Monday, December 09, 2002
By Patricia Sheridan, Post-Gazette Staff Writer
Her credits include work in television, film and stage, where she won an Obie for her role in Christopher Durang's "Betty's Summer Vacation." As a working actor, Kristine Nielsen, who lives in New York City, has shared the stage with Sarah Jessica Parker and Sigourney Weaver. She is appearing now in the world premiere of Durang's "Mrs. Bob Cratchit's Wild Christmas Binge" at City Theatre. For tickets and curtain times call 412-431-2489.
Q. Did you room with Frances McDormand [of "Fargo" fame] at Yale?
A. No, no, no. We were in school together though. She was actually in the class behind me. We were all pretty good friends in school. My classmates were Polly Draper, you know, who lives on [in syndication in] "thirtysomething," and Tony Shalhoub, who is a dear friend and is on "Monk" [the television show] now. We had an amazing time.
Q. What is it about theater that some actors prefer to film?

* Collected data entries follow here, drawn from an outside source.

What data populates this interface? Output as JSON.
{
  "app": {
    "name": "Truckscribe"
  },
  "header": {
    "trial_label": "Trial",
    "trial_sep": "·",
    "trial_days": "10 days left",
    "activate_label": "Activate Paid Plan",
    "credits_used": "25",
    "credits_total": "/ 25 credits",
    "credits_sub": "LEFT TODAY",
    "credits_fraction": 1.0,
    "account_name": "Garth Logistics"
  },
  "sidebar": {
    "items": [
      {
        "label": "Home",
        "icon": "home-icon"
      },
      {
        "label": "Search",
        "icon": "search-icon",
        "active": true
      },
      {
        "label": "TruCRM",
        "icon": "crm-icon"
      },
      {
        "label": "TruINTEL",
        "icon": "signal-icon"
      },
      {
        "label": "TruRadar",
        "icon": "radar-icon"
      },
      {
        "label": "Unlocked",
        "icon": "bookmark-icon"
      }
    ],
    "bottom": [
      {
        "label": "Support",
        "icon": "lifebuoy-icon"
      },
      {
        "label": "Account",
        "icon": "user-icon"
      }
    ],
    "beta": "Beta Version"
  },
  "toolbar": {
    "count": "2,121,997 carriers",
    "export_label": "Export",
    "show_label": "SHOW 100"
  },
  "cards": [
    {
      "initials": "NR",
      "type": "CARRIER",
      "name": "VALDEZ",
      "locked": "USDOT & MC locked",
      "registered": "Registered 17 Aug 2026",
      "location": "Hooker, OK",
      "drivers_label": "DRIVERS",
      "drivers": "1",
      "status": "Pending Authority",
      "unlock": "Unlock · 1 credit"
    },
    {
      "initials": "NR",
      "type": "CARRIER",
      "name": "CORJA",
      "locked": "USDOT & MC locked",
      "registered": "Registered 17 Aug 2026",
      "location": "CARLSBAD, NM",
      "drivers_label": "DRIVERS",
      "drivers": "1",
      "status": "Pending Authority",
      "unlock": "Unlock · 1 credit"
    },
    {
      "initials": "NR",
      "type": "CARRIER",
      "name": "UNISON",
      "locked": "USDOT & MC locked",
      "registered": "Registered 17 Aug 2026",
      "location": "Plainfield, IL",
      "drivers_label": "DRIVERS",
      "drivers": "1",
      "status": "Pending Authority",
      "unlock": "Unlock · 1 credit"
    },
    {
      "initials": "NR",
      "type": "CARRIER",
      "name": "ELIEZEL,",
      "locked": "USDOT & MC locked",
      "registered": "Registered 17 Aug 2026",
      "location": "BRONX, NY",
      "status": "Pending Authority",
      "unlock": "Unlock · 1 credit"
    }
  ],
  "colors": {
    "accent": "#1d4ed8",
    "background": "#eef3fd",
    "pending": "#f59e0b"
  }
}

A. I actually do prefer theater, because you get that immediate communication with an audience. I also think [that] as an actor you have more say. Films are always taken away from you and edited and somebody [else] determines who gets the reaction shot. Anybody who says they aren't scared going out on stage is crazy. But you see so many people coming back to it like Sigourney and Sarah Jessica Parker. Theater is honestly how you discover yourself as an artist and as a performer. Sarah Jessica, who has a huge success with "Sex and the City," I think the joy for her is to come back and risk it again.
Q. What is she like?
A. Well, we were laughing, because if you could do a book of etiquette she would be so remarkable. She is my idea of a true lady. She takes the subway. She is one of the best when people come up to her. She and Matthew [Broderick] both. Matthew pedals all around New York City on his bicycle. They just have no fear. And you know we were working together during Sept. 11, and she and Matthew did tremendous amounts of volunteer work with the firefighters in their area.
Q. Is your goal to become a celebrity -- a household name? Is that the measure of success in your business?
A. No, I don't want that. I think the attention is frightening. If you go somewhere with Steve Martin or Sigourney Weaver, the paparazzi thing is very disorienting. It's like I'm a deer in the headlights with stuff like that. I do want the success of being able to have a career and family and all that stuff. You have to reach a certain monetary place, because you don't want to be an itinerant actor all the time.
Q. Is it a very peripatetic life at this level?
A. It is. What I'm proud of is, I have a very huge stage resume. But, it's just here today, gone tomorrow. It is very ephemeral. What makes it all worth while is doing a premiere, like this play. I think Chris is one of the major American satirists. He changed my life when I got the Obie for "Betty's." I got the Woody Allen film ["Small Time Crooks"] from that through Chris. So I'll go anywhere for him. I'll go to Pittsburgh!
Q. What is the best part of acting for you?
A. The community. The fellow actors. I can't tell you what a joy it is to share things on stage. That's what makes it.
Q. Is there a perception of Pittsburgh as a theater community in New York?
A. I don't think so. But, I had heard it is a very good theater community. Because New York is in such a financial bind, they have been using London as a pre- Broadway tryout and some of the regional theaters really close to New York. So, why not Pittsburgh? I think Pittsburgh can capitalize on some of these things.